Some of us lower-rank assistants who had dealt with her informally dubbed it, [parent’s name]’s room. Surely not the most evil or egregious case of helicopter parenting but hey, she practically caused a renovation to happen.”
“In middle school, I had a lot of friends with helicopter parents, but one was especially bad.
When he would come over to my house to hang out, his mom would walk in and sit in my kitchen until he had to leave for dinner. She wouldn’t talk to my parents or anything, just sit there for a few hours and then take him home. The one time I went to their house it was filled with security cameras both visible and hidden, like it was from some sort of dystopian society.”
“My dad was such a helicopter parent that he became a meme at my high school. He was a good guy, but always checking my “Powerschool” (an online grading resource thing) and printing it out/highlighting things he didn’t like, then passive-aggressively leaving the paper with his notes on my bed. He always reminded me of stuff I had coming up for the week, even when I mentioned it beforehand.
It got to the point that whenever someone got a bad grade or did something dumb, people would look at him and do their impression of my dad scolding them.”

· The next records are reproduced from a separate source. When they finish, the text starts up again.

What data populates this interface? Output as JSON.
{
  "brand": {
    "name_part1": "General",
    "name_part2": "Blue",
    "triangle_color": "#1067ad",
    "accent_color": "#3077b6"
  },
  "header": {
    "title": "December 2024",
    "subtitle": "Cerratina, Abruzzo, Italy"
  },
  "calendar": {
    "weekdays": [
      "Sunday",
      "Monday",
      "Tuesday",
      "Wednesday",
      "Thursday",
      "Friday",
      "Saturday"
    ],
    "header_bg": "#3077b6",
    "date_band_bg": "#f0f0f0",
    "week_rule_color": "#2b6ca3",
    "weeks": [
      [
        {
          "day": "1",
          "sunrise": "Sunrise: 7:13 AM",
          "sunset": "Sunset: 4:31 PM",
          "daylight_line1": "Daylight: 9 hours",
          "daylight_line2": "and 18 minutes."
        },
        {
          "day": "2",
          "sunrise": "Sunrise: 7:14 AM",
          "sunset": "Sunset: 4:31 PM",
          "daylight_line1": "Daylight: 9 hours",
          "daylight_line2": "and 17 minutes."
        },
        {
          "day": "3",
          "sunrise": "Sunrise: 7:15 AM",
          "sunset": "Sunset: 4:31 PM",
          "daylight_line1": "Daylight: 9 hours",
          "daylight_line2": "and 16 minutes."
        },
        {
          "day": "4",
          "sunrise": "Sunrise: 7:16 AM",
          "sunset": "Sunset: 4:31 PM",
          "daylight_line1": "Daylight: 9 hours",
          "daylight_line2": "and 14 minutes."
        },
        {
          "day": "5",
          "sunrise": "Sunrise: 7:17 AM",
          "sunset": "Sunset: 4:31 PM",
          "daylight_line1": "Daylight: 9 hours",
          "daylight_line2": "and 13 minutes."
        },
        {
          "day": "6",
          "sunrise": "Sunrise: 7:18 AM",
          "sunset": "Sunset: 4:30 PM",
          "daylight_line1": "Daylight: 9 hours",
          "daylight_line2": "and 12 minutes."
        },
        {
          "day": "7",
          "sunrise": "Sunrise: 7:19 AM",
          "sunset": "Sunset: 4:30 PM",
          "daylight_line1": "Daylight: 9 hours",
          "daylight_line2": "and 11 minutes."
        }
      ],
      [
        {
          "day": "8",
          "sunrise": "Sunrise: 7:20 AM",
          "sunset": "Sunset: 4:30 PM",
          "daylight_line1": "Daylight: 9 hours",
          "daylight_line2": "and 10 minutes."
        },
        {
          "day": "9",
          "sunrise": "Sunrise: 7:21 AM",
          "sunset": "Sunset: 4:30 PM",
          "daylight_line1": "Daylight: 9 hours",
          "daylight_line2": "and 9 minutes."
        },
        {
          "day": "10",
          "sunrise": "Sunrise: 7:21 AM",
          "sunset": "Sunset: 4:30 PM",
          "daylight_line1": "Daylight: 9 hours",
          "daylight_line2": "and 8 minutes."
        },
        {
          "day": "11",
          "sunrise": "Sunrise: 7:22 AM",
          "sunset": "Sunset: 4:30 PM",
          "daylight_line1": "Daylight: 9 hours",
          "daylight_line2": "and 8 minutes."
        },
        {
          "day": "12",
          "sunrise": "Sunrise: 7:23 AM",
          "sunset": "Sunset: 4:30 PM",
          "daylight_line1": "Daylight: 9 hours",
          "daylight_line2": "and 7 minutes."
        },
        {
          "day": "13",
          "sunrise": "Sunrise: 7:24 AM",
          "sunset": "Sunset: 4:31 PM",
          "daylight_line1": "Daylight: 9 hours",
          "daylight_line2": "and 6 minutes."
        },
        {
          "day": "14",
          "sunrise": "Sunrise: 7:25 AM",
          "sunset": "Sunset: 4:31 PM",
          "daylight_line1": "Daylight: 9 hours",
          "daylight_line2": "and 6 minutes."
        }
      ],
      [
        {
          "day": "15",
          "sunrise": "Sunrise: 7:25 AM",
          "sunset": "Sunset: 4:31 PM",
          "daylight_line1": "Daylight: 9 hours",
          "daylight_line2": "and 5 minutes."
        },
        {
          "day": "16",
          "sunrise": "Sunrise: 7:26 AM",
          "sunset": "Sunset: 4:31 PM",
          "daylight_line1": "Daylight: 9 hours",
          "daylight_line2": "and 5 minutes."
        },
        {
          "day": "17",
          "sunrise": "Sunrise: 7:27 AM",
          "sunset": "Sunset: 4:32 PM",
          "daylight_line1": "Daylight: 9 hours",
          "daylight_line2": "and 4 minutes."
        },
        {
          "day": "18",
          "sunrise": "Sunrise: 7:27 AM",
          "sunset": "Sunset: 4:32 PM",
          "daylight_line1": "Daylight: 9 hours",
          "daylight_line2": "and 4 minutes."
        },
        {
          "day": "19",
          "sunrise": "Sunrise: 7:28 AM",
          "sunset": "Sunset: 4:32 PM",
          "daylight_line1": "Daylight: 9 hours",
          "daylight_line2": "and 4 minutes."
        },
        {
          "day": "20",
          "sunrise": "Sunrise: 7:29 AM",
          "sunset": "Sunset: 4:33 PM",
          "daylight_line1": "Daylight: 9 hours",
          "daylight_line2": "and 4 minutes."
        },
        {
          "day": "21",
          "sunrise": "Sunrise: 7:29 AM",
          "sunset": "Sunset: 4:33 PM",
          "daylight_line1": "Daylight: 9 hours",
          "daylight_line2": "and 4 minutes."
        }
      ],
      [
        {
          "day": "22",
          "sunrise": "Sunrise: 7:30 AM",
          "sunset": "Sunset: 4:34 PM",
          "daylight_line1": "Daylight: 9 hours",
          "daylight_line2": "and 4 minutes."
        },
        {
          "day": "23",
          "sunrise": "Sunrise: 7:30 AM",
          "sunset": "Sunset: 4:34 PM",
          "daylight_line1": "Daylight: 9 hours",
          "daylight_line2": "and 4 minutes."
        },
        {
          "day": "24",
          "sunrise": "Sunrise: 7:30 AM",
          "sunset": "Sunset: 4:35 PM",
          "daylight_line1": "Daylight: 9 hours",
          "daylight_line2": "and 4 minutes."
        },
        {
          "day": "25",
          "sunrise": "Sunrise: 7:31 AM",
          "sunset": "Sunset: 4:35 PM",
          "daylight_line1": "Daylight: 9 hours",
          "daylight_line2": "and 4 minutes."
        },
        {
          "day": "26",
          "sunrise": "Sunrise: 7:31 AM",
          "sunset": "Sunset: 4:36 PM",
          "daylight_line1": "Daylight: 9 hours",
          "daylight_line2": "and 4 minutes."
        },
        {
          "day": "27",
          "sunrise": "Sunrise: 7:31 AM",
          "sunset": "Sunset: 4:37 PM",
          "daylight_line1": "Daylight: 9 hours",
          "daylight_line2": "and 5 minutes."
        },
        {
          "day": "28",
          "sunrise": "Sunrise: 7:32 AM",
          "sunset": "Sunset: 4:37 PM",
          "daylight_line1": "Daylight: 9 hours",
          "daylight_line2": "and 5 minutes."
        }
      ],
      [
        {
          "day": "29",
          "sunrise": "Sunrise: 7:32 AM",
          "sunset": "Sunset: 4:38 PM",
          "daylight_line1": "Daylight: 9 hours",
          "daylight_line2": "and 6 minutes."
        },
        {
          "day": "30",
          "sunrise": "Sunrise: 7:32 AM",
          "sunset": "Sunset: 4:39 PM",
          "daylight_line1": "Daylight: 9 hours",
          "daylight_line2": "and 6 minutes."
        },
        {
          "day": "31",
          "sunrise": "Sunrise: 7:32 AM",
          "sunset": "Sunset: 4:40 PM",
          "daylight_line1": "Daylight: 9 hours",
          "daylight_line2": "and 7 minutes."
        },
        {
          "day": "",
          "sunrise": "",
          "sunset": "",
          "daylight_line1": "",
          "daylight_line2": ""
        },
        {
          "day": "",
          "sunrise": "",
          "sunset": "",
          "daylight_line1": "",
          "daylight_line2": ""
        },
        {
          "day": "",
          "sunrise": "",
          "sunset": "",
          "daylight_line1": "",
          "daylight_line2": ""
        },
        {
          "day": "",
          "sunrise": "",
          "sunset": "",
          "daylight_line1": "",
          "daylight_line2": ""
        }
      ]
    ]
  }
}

“I have a friend who works at the mail room at a local college. She says she routinely seems parents going in to set up their child’s mailbox for them. Mind you, understanding how the mail room works is pretty important if the student ever wants to get mail, but the parents try to do it all for the ADULT anyway.”
“I have an aunt and uncle where whenever they fly somewhere for a family vacation, they fly with the family separated in half. Each half takes a different plane. So if one crashes, half the family will have survived.
I told him the whole, ‘You’re more likely to die when you’re all driving to the airport together’ thing but he’s not interested. In his defense, he was actually in a commercial airplane that emergency landed in a farmer’s field at one point, but still.”
“I was an RA in college. I sat the 10:30-12 pm desk shift, and like clockwork every night this dude’s mom would call. She would immediately DEMAND that we send an RA to her son’s room and make him call her.”
“My mom once asked out a girl for me, totally out of the blue. The girl and I were both weirded out by it. We didn’t go out.”
These comments have been edited for clarity.